The EAC Agroecology bill is now before EALA. The one of its kind
- May 2, 2026
- Posted by: Cefroht Manager
- Category: Agroecology

History is being made! CEFROHT, working with regional CSOs, formally presented the EAC Agroecology bill before the East African Legislative Assembly (EALA) Committee on Agriculture, Tourism and Natural Resources (ATNR), and the region’s agri-food systems will never be the same. This milestone marks a significant shift from years of advocacy to concrete legislative action aimed at reshaping the region’s agri-food systems.
The presentation is the result of sustained efforts of advocacy led by the Center for Food and Adequate Living Rights (CEFROHT), working closely with regional civil society organizations. Through strategic engagement, coalition-building, and capacity strengthening, these actors have successfully positioned agroecology as a regional priority, evidenced by earlier resolutions and motions by EALA calling for its institutionalization. The tabling of the agroecology Bill now signals that East Africa is ready to move from commitment to action.
Why does this matter? Because the EAC region is at a breaking point. Widespread food insecurity, accelerating environmental degradation, and deepening climate vulnerability demand nothing short of a systematic reset. The EAC agroecology bill delivers exactly that! It integrates ecological principles with traditional and Indigenous knowledge to build agri-food systems that are resilient, equitable, sustainable, and work for both people and the environment.
Anchored in the EAC Treaty and aligned with regional and global frameworks, the Bill provides a binding instrument to harmonize policies across Partner States, guided by principles of human rights, sustainability, and accountability
It proposes a transition toward safer alternatives by phasing out highly hazardous pesticides while recognizing and protecting the rights of smallholder farmers, pastoralists, fisherfolk, women, and youth, placing them at the center of decision-making processes. It also strengthens farmer-managed seed systems, promotes biodiversity, and supports local markets and sustainable agri-food value chains.
The EALA-ATNR Committee session delivered more than a technical review; it secured political commitment to fast-track the process, with urgency to enact the law before 2027. The next phase focuses on technical validation and alignment with key EAC institutions for effective implementation.
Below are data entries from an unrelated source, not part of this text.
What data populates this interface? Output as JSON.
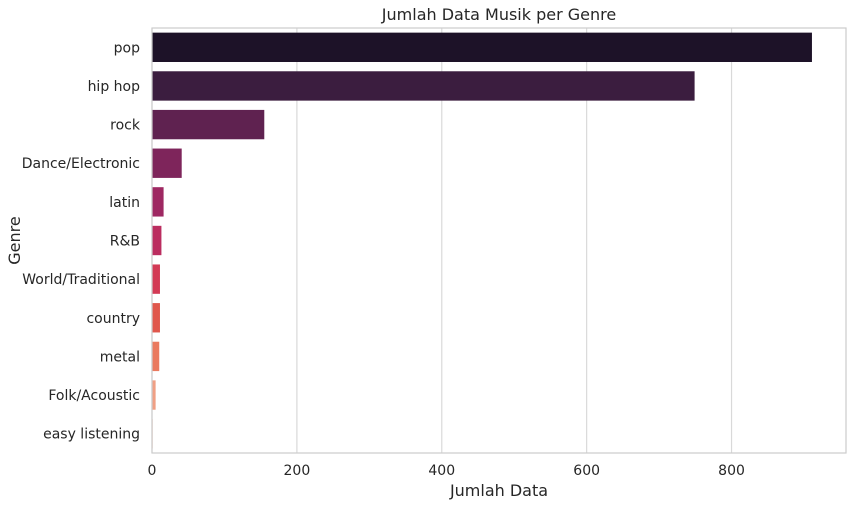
{
  "chart_data": {
    "type": "bar",
    "orientation": "horizontal",
    "title": "Jumlah Data Musik per Genre",
    "xlabel": "Jumlah Data",
    "ylabel": "Genre",
    "categories": [
      "pop",
      "hip hop",
      "rock",
      "Dance/Electronic",
      "latin",
      "R&B",
      "World/Traditional",
      "country",
      "metal",
      "Folk/Acoustic",
      "easy listening"
    ],
    "values": [
      911,
      749,
      155,
      41,
      16,
      13,
      11,
      11,
      10,
      5,
      1
    ],
    "xlim": [
      0,
      958
    ],
    "xticks": [
      0,
      200,
      400,
      600,
      800
    ],
    "grid": "x",
    "colors": [
      "#1d1228",
      "#3b1d3f",
      "#5f2250",
      "#7e255b",
      "#9e2862",
      "#bb2d5f",
      "#d33a55",
      "#e0574c",
      "#ea7a5f",
      "#f0a085",
      "#f5c9b5"
    ]
  }
}
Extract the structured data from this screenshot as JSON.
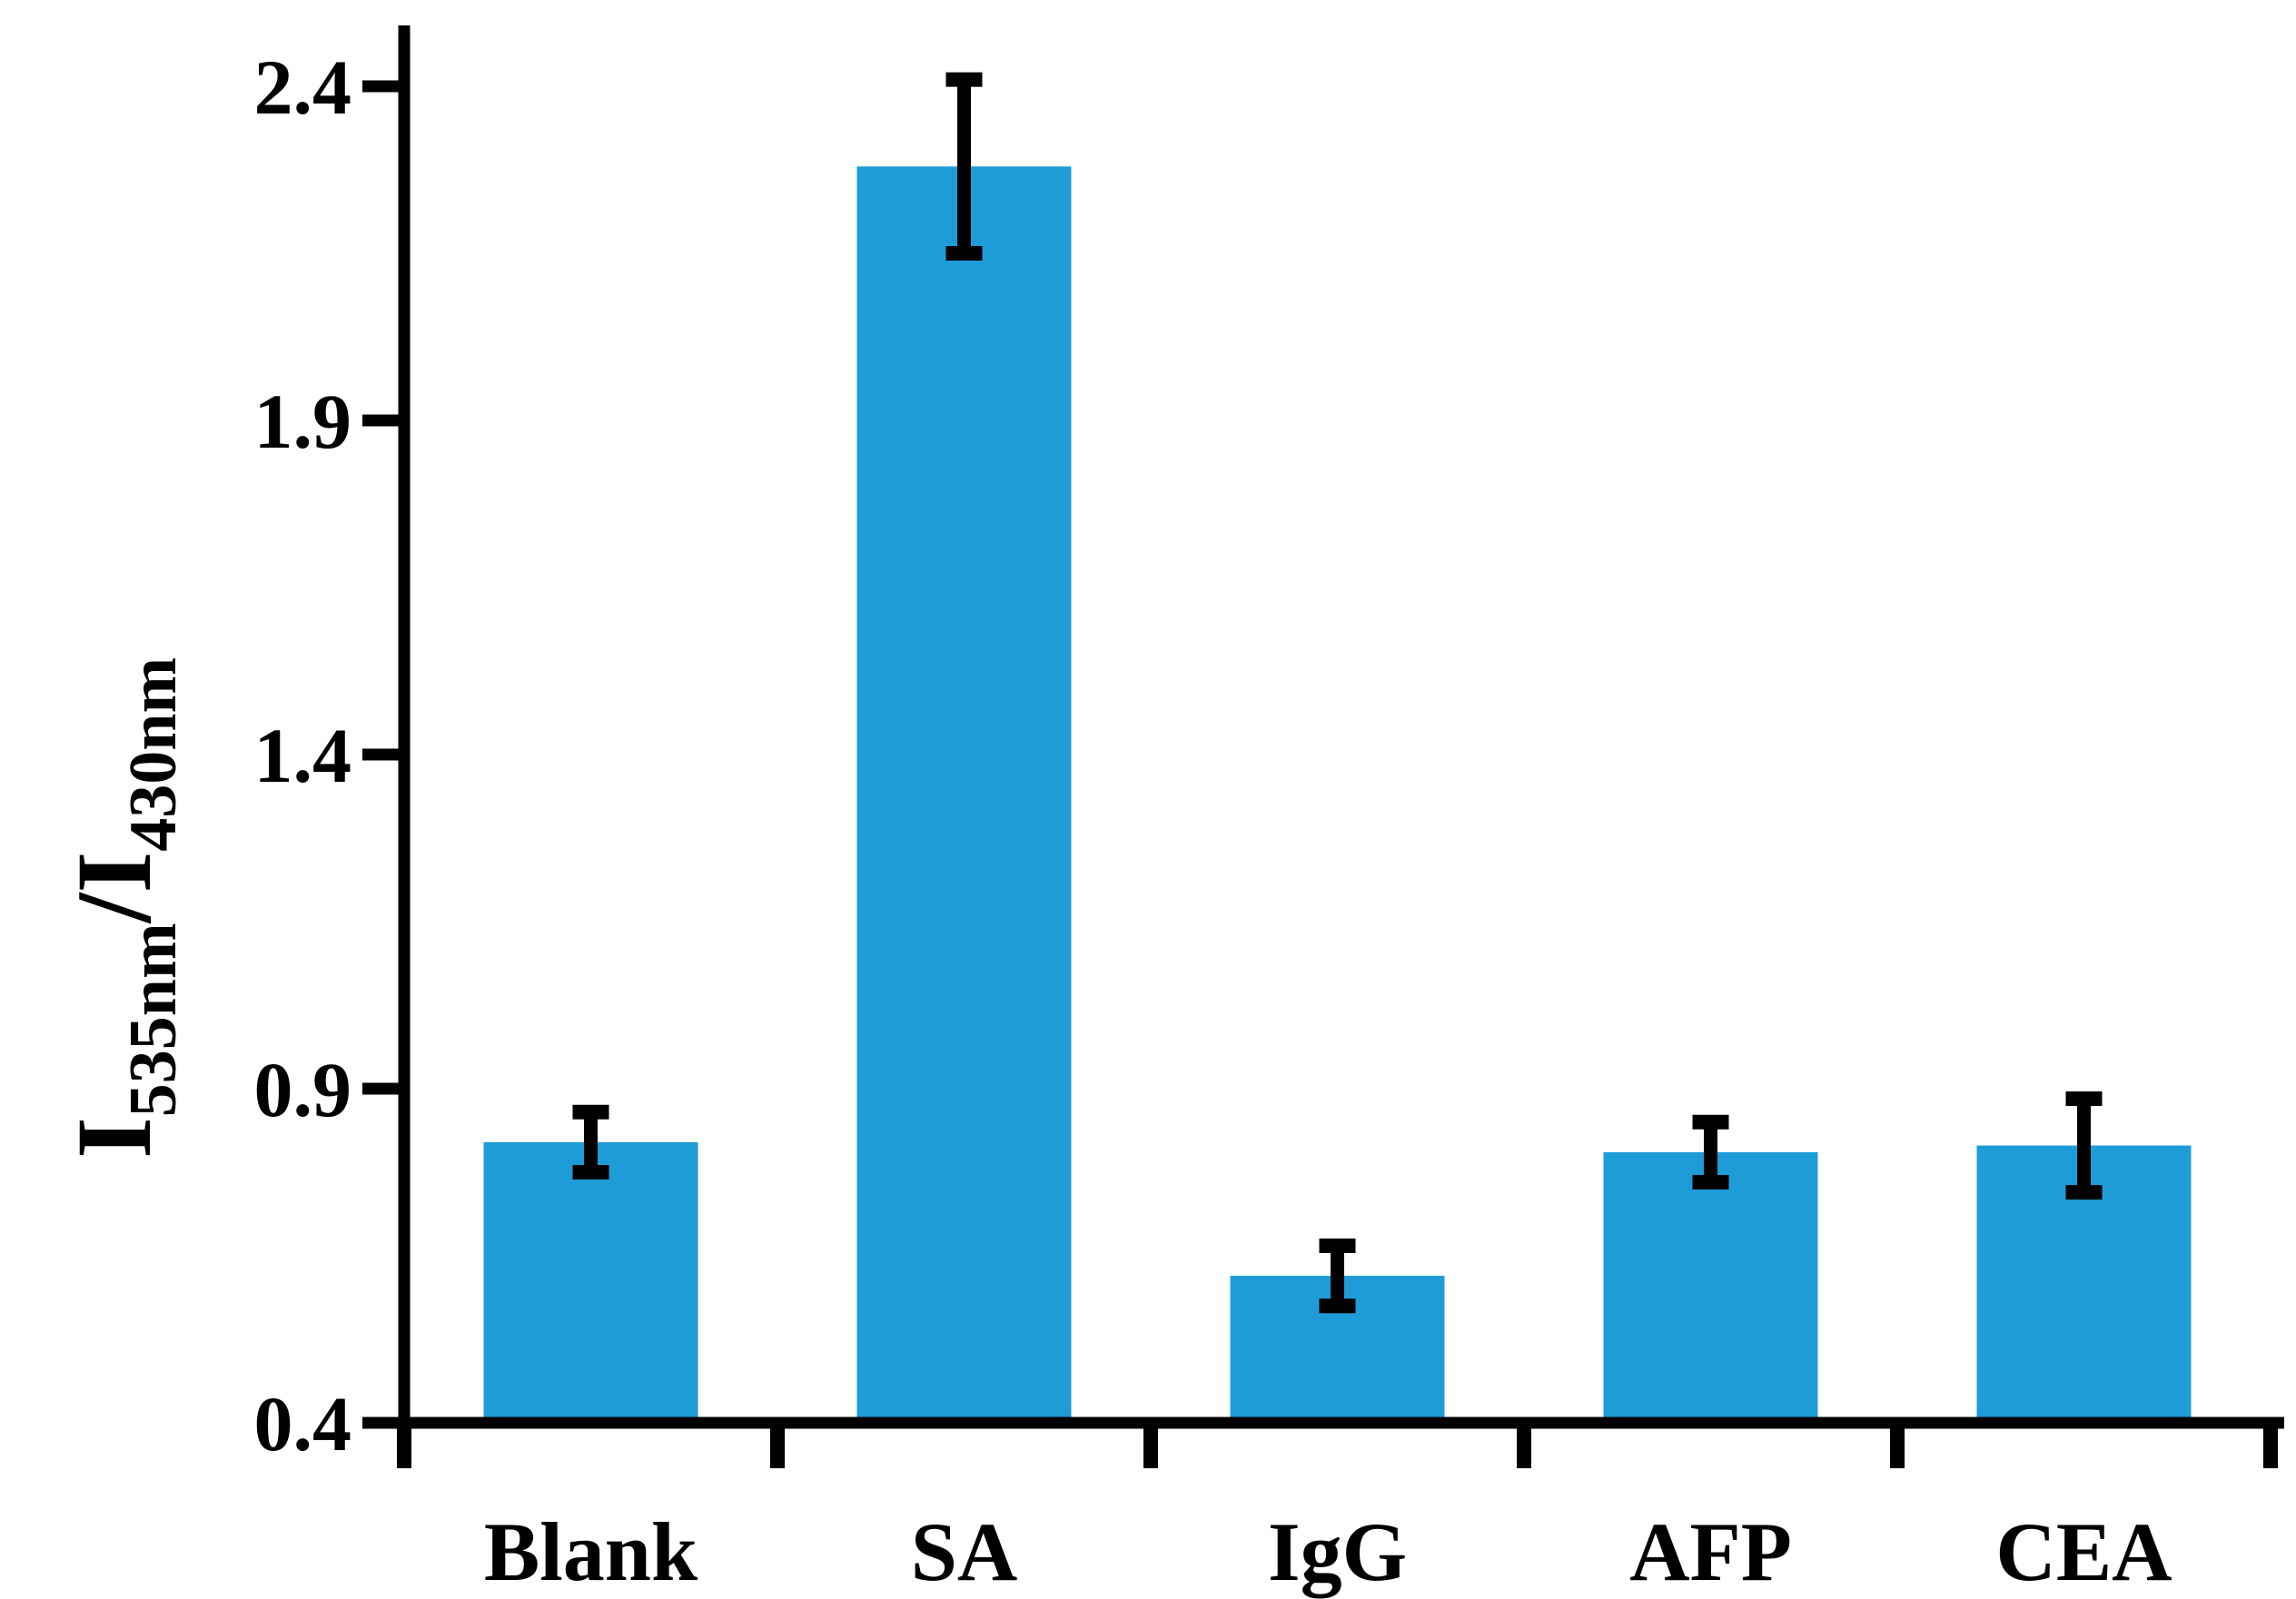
{
  "chart_data": {
    "type": "bar",
    "categories": [
      "Blank",
      "SA",
      "IgG",
      "AFP",
      "CEA"
    ],
    "values": [
      0.82,
      2.28,
      0.62,
      0.805,
      0.815
    ],
    "errors": [
      0.045,
      0.13,
      0.045,
      0.045,
      0.07
    ],
    "ylabel": {
      "main1": "I",
      "sub1": "535nm",
      "slash": "/",
      "main2": "I",
      "sub2": "430nm"
    },
    "ylim": [
      0.4,
      2.5
    ],
    "yticks": [
      0.4,
      0.9,
      1.4,
      1.9,
      2.4
    ],
    "ytick_labels": [
      "0.4",
      "0.9",
      "1.4",
      "1.9",
      "2.4"
    ],
    "grid": false,
    "bar_color": "#1E9CD7",
    "axis_color": "#000000"
  }
}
Once enacted, this law will replace fragmented national agroecology approaches with a unified regional law, setting a precedent for food systems transformation not just in East Africa, but across the entire continent and the world.
This moment is bigger than legislation. It is a declaration that the future of East Africa’s food systems will be grounded in justice, accountability, sustainability, and resilience. The region is not just imagining a better food system; it is writing it into law.